Beberapa pemimpin PARNA yang terkenal adalah Markus Kaisiepo, Nicolaas Jouwe, Herman Womsiwor, Frits Kirihio kemudian dikirim untuk belajar ke Belanda dan berubah pikirannya menjadi pro-Indonesia. Frits Kirihio kemudian berjuang untuk meyakinkan dunia bahwa West Nieuw Guinea merupakan bagian dari Indonesia dan ia diangkat menjadi Anggota Majelis Permusyawaratan Rakyat Sementara (MPRS) Republik Indonesia. Silas Papare menjadi anggota MPRS dan mereka membentuk suatu Front Nasional Pembebasan Irian Barat (FNPIB). Silas Papare sangat aktif dalam kegiatan front ini dan diikutkan pada Delegasi Indonesia ke Perserikatan Bangsa-Bangsa (PBB) untuk mebicarakan masalah Irian Jaya pada tahun 1962. Pada tahun 1958 hingga tahun 1961 sejumlah pemuda Papua melintas batas ke Indonesia, yang oleh pemerintah Indonesia diterima dan dijadikan atau dilatih menjadi Tentara dalam rangka persiapan perebutan kembali Irian Jaya dari Pemerintah Belanda. Beberapa pemuda yang terkenal pada waktu itu antara lain: A. J. Dimara, Benny Torey, Marinus Imburi (almarhum), Sadrack Rumbobiar, Melkianus Torey, Metusalim Vimbay.

Adapun yang dilakukan oleh pemerintah Belanda di Irian Jaya sesudah perang dunia ke-II dan dengan tekanan Internasional sehubungan dengan adanya sengketa dengan Indonesia, ialah sesuai dengan kebijakan sebagai berikut :

*
Mempercepat pembangunan infra struktur teknis ekonomi, dengan anjuran pembentukan pasar bagi pertanian rakyat dan sama sekali menghidari campur tangan dari pencangkokan ekonomi Hindia Belanda;
*
Secara kuat menganjurkan dasar pengajaran yang dilakukan secara luas atas wilayah dan bersamaan dengan itu dibentuk suatu Elite Papua (Irian Jaya) yang Modern;
*
Meminjamkan dan merangsang supaya se-iya sekata dalam mempercepat pengembangan masyarakat sehingga dapat dibentuk Dewan Daerah dan Dewan Papua;
*
Penolakan kembali situasi kekuasaan dengan menggantikan para pejabat orang Indonesia di Irian Jaya mulai dari atas ke bawah dengan fungsionarisen Belanda yang berkecimpung dalam struktur pemerintah daerah di Irian Jaya yang kemudian dialihkan kepada orang Irian Jaya, untuk itu dipekerjakan tenaga muda Belanda yang antusias serta perwira-perwira Belanda yang aktif dalam tugas;

Maka dipercepatlah Papuanisasi dari kader rendah hingga menengah.

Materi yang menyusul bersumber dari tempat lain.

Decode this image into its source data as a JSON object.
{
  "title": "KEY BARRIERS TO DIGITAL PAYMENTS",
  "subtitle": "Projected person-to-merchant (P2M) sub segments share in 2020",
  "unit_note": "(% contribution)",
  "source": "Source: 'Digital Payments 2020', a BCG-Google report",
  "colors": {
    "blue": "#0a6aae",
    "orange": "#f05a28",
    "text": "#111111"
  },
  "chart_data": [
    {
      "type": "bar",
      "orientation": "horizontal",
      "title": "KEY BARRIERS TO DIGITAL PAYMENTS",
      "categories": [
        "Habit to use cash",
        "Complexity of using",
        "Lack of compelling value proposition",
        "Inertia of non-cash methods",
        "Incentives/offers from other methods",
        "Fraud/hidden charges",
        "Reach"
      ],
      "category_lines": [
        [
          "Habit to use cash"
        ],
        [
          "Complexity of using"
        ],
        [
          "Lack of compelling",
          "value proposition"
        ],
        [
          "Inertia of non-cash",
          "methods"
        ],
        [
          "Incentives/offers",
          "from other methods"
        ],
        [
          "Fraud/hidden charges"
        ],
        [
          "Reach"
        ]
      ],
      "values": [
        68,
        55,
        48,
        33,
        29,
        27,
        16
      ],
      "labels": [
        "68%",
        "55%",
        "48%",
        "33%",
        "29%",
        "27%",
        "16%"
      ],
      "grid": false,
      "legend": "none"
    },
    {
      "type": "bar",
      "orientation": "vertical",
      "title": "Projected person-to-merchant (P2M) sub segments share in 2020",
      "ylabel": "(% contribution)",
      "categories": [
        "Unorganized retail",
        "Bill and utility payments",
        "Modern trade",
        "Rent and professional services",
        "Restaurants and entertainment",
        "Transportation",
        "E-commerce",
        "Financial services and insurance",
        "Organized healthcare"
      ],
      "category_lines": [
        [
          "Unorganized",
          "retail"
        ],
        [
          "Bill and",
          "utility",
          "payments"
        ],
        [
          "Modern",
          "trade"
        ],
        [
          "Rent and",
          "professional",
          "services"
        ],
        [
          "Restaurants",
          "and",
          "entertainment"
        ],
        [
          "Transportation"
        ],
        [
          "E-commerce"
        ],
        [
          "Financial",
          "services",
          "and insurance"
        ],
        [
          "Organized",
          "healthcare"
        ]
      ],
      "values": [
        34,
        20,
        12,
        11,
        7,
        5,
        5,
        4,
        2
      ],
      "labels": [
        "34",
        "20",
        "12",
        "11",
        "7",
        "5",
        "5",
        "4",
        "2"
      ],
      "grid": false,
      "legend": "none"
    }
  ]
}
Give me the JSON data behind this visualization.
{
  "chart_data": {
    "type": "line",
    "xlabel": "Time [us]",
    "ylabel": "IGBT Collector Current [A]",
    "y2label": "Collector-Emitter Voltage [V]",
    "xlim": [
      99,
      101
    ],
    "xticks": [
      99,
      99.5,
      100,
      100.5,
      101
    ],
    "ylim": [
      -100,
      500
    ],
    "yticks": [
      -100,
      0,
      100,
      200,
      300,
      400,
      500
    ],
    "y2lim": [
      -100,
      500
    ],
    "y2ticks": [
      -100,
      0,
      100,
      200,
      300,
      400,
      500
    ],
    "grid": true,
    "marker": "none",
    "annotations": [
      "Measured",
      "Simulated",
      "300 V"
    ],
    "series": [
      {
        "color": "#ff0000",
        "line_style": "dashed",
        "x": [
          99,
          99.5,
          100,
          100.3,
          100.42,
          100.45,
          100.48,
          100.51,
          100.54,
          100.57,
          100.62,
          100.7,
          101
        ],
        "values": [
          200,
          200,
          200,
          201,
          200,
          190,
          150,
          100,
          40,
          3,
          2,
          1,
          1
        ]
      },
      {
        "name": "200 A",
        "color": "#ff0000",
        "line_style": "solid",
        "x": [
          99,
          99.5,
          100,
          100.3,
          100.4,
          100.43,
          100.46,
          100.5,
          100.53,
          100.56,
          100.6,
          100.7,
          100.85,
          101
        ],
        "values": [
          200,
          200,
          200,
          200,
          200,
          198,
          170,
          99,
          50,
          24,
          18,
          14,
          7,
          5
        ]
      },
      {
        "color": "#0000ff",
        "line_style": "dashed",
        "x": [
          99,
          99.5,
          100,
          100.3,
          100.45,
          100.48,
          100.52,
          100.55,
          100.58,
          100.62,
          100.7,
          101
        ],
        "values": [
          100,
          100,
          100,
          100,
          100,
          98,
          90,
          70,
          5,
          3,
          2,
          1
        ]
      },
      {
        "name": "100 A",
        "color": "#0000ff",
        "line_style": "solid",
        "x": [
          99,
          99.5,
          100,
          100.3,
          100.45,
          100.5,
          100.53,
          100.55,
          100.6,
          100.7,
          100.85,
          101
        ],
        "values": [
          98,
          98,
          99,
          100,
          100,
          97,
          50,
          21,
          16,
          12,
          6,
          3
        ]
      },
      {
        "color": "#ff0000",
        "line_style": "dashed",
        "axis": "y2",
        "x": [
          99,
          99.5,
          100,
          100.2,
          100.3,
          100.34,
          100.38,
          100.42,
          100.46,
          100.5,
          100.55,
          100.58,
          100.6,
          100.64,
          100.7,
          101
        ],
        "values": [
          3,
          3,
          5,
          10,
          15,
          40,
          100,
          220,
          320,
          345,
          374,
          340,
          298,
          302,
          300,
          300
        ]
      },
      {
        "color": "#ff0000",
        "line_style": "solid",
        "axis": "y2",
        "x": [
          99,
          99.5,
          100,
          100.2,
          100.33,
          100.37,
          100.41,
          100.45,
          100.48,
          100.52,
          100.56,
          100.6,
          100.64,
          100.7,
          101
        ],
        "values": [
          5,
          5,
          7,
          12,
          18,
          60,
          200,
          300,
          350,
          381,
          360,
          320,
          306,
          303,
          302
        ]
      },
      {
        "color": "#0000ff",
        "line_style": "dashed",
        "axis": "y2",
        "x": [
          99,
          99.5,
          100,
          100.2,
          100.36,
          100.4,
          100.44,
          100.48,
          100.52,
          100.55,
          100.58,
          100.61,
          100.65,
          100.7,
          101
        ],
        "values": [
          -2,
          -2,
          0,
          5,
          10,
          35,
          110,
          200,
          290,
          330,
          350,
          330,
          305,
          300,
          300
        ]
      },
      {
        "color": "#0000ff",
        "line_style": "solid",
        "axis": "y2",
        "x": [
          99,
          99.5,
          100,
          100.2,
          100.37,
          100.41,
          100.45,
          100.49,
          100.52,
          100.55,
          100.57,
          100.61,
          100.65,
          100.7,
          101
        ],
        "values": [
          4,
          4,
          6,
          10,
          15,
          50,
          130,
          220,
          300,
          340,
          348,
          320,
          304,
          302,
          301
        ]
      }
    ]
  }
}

Terutama di Hollandia dan Manokwari para kader Nasionalis Papua dibentuk menjadi Elite Politik dengan kemampuan berdiskusi dengan baik, hal ini sama dengan apa yang dilakukan oleh pemerintah Australia di Papua New Guinea (East New Guinea) yang terkenal dengan Bully Beef Club yang melahirkan para pemimpin partai tangguh yang nasionalis radikal di Perguruan Tinggi Administrasi Port Moresby.

Pemilihan umum untuk Nieuw Guinea Raad diselenggarakan dari tanggal 18-25 Februari 1961. Aktivitas Partai Politik dalam rangka pemilihan tersebut menonjol dan penting terutama di Hollandia dan Manokwari sebab di kedua tempat tersebut banyak berdomisili orang-orang Belanda, Indo-Belanda, Indonesia (Ambon, Menado, Jawa, Makssar, Bugis Buton dll) serta kader-kader Papua yang terdidik (kader rendah dan menengah). Pada tanggal 15 April 1961 Nieuw Guinea Raad diresmikan atau disahkan untuk mulai bekerja. Kewenangan yang penting dari Nieuw Guinea Raad adalah: Hak Petisi atau mengajukan permohonan, Hak Interpelasi atau meminta keterangan, menyampaikan nasihat tentang Undang-Undang dan peraturan umum pemerintah yang mengikat bagi Irian Jaya, tugas bantuan berdasarkan Hak Amandemen/Usul perubahan terhadap ketentuan Ordonansi-ordonansi, tugas bantuan terhadap pelaksanaan dari anggaran yang berhubungan dengan tinjauan dan pengamatan pada umumnya.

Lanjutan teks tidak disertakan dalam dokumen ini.